One of the most moving letters focused on a disaster at sea which was ultimately to change the course of ship communications: the sinking of the Titanic on the night of April 14-15, 1912.
Marconi, who was in New York at the time, was to have sailed on the ''unsinkable'' ship himself, but business had kept him in New York. Yet he had another reason for being deeply affected by the tragedy: Despite the high toll, more than 700 lives had been saved, largely because of wireless.
''I've witnessed the most harrowing scenes of frantic people coming here to me and then to the offices of the (Marconi) company,'' he wrote Beatrice, whom he called ''Buzzel'' in the letter, ''to implore and beg us to find if there might not be some hope for their relations.
''But although only a few were saved, everyone seems so very grateful to wireless - I can't go about in New York without being mobbed and cheered worse than Italy. . . .''
In the wake of the Titanic disaster, a whole new series of international laws was adopted to make sure that wireless became an integral part of the entire maritime industry.
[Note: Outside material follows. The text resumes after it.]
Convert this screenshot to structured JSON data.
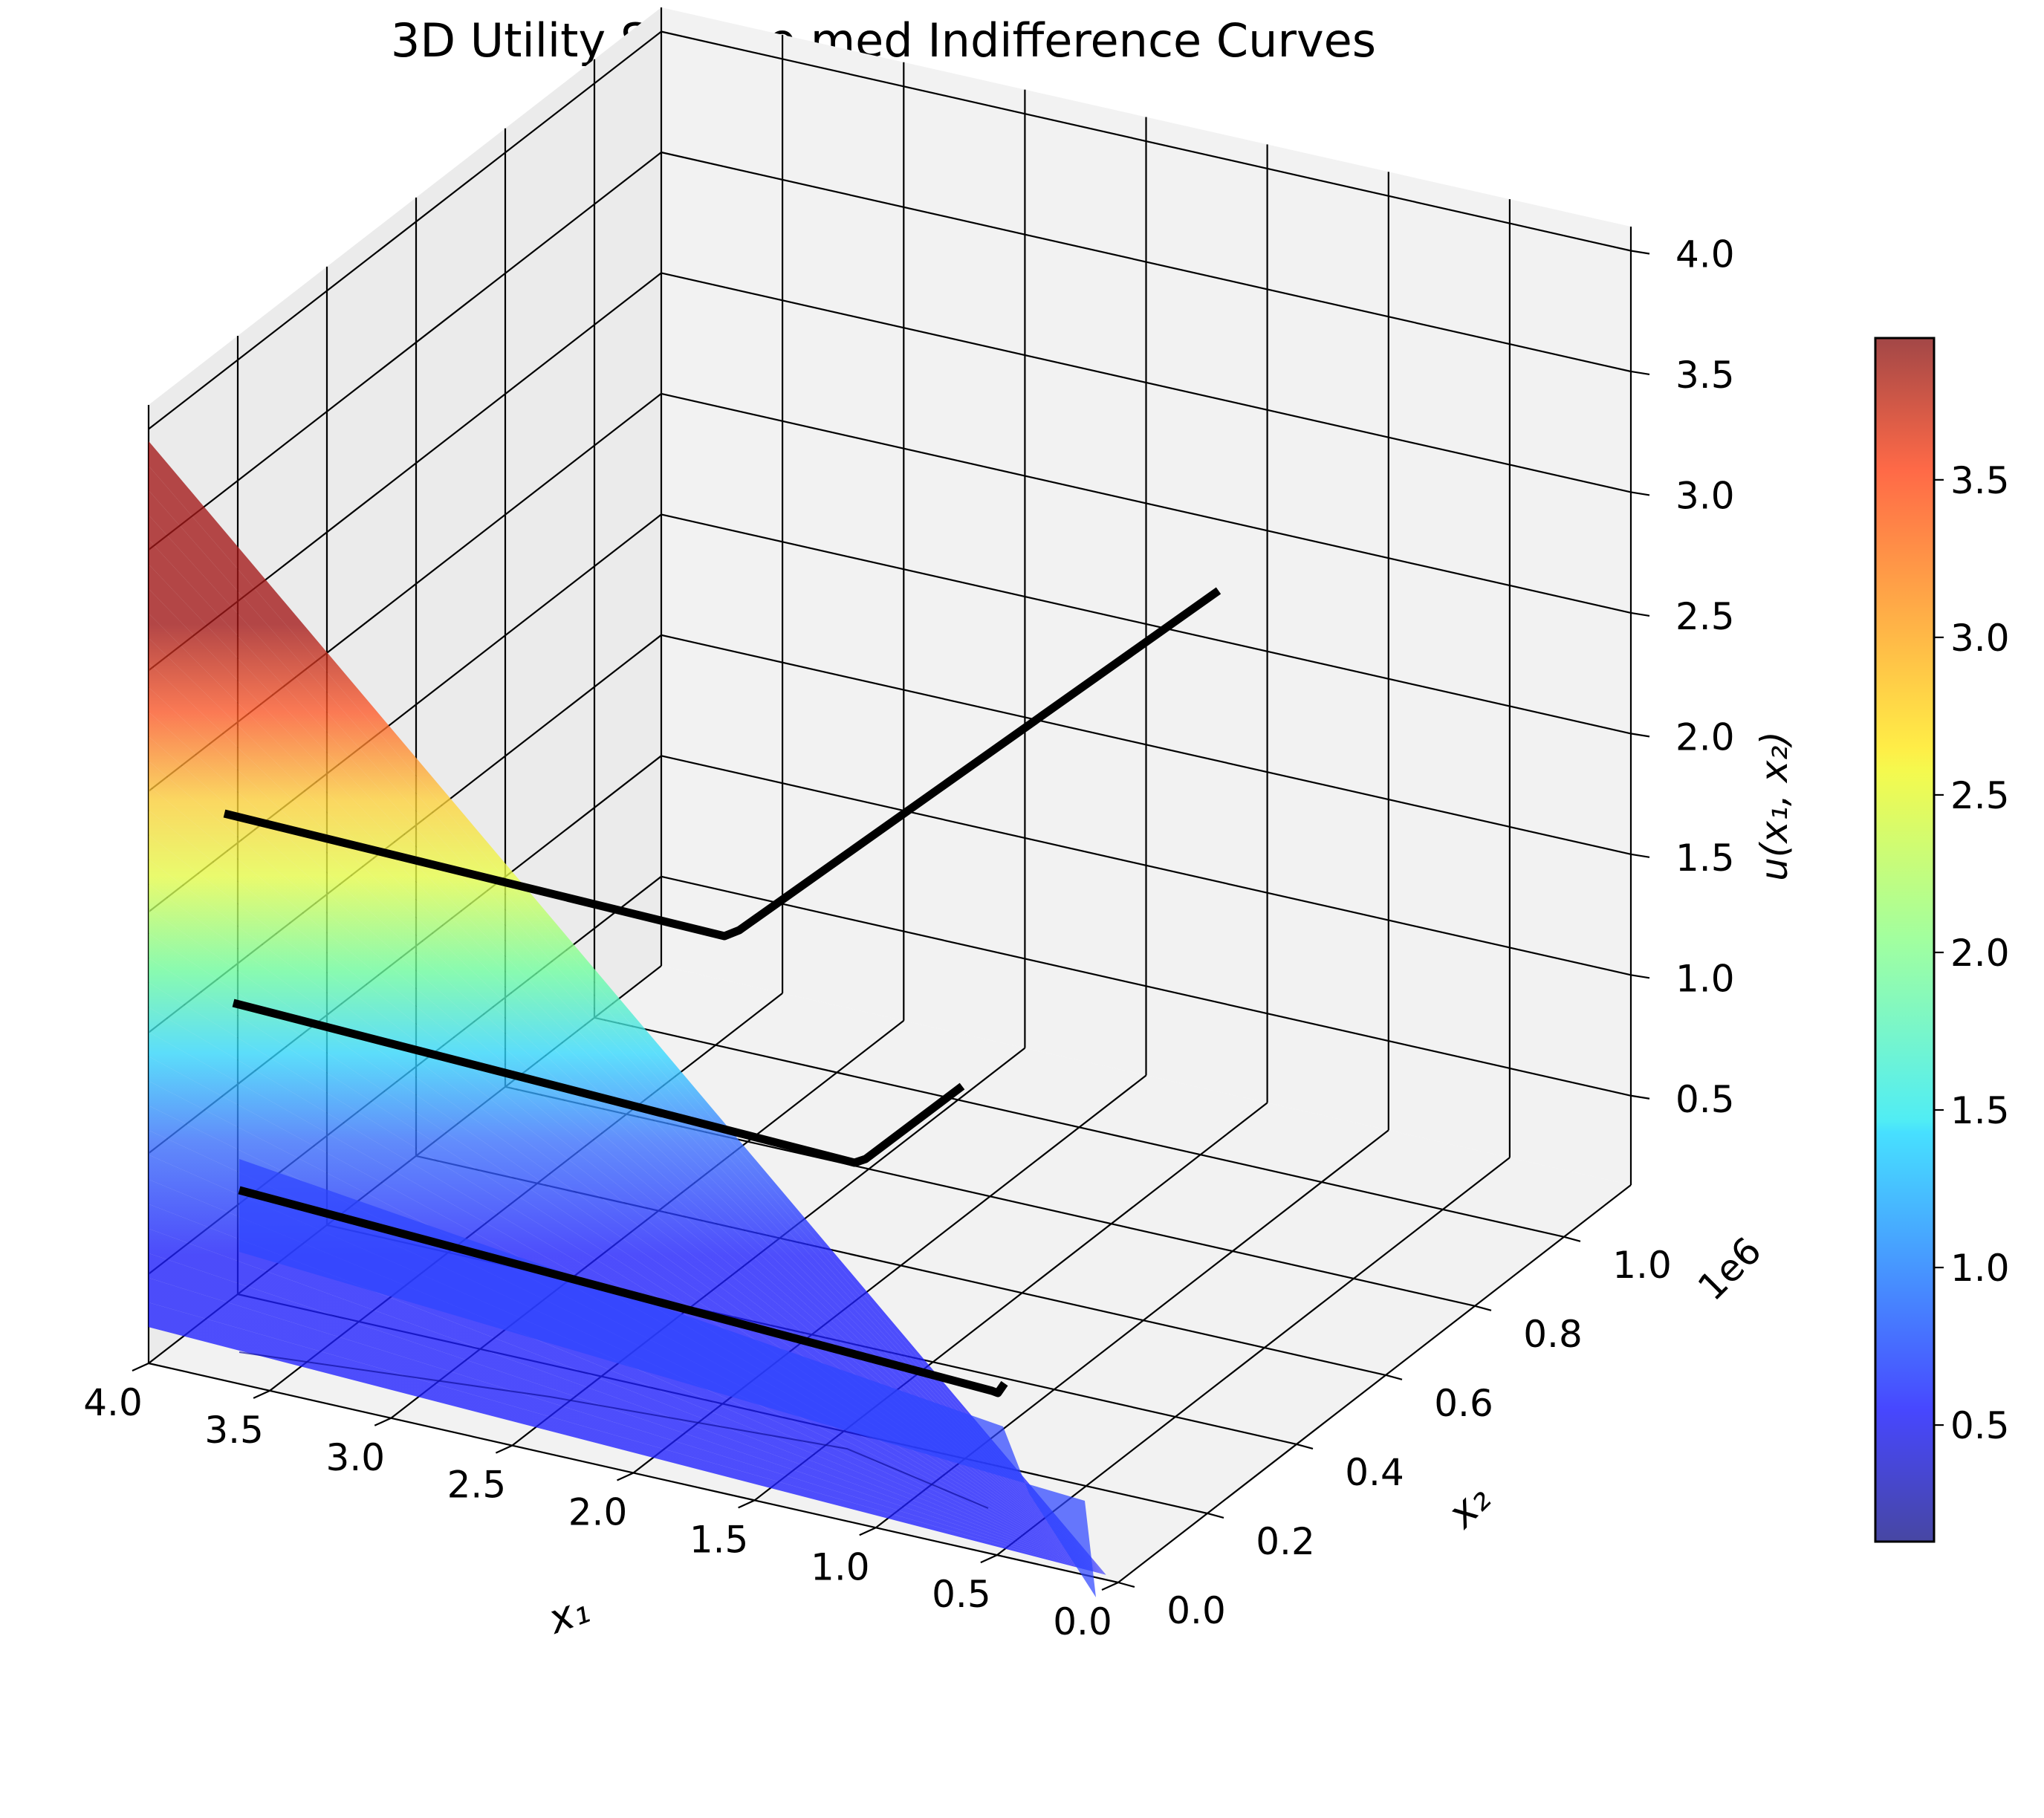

As Dr. Bugliarello of Polytechnic Institute points out, the advancing forms of wireless went on to play a key role in submarine warfare during World War II and in today's highly sophisticated electronic weapons.
But Marconi's dream was ever for its peaceful use, as the Marconi International Fellowship indicates.
Perhaps US Sen. John Glenn summed this up best when he said, ''Because of Marconi's development of wireless radio, we can explore and utilize near-Earth space as well as learn about our solar system and perhaps someday the universe.''